To change your cookies preferences, we have provided you with a panel on our home page. Simply access it and manage the cookies you wish to allow or block.  

  

9) OUR RESPONSIBILITIES 

Ideatore’s responsibilities include processing personal data in compliance with all rules, principles, and precepts of the applicable laws, ensuring proper and secure processing of personal data. However, if Ideatore, by exercising its personal data processing activities, causes any damage to property, morals, individual or collective, in violation of the law, it has the obligation to repair the data subject under the law and may be subject to sanctions by the competent governmental bodies. 

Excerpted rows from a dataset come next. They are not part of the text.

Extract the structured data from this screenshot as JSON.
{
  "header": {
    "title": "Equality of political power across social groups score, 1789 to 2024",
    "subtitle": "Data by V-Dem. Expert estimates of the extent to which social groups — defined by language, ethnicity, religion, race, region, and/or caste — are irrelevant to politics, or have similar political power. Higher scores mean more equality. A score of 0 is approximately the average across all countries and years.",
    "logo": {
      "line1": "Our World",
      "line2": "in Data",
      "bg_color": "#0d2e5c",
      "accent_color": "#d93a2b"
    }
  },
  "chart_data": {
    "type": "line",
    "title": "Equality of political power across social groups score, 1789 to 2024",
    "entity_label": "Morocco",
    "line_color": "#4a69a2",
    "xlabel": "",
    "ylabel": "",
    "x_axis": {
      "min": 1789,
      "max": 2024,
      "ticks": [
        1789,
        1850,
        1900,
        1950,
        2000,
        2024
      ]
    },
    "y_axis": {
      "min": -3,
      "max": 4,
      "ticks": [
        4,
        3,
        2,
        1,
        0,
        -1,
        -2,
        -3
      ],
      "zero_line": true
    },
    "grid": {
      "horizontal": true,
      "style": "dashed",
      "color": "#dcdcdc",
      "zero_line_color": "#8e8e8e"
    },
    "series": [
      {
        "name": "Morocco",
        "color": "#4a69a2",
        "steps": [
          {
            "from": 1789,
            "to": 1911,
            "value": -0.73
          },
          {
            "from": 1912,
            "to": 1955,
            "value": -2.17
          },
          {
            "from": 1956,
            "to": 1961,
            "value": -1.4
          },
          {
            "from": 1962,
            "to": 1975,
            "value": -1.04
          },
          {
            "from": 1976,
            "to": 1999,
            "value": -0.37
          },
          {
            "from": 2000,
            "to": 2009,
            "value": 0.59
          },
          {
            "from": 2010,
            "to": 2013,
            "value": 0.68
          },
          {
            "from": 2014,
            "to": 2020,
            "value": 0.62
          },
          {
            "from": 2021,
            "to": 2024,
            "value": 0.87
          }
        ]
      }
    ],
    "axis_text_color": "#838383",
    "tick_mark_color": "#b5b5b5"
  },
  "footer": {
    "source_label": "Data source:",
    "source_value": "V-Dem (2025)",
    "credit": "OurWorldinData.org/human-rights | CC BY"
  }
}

10) CHANGES TO THIS POLICY 

The current version of this Policy was last formulated and updated on July 8, 2022

We may modify and update this Policy at any time, particularly to conform it to changes on our website or under the law. We recommend that you review it frequently. Any changes shall be effective as soon as they are published on our website and may also be sent to you through the communication channels that you have provided to us.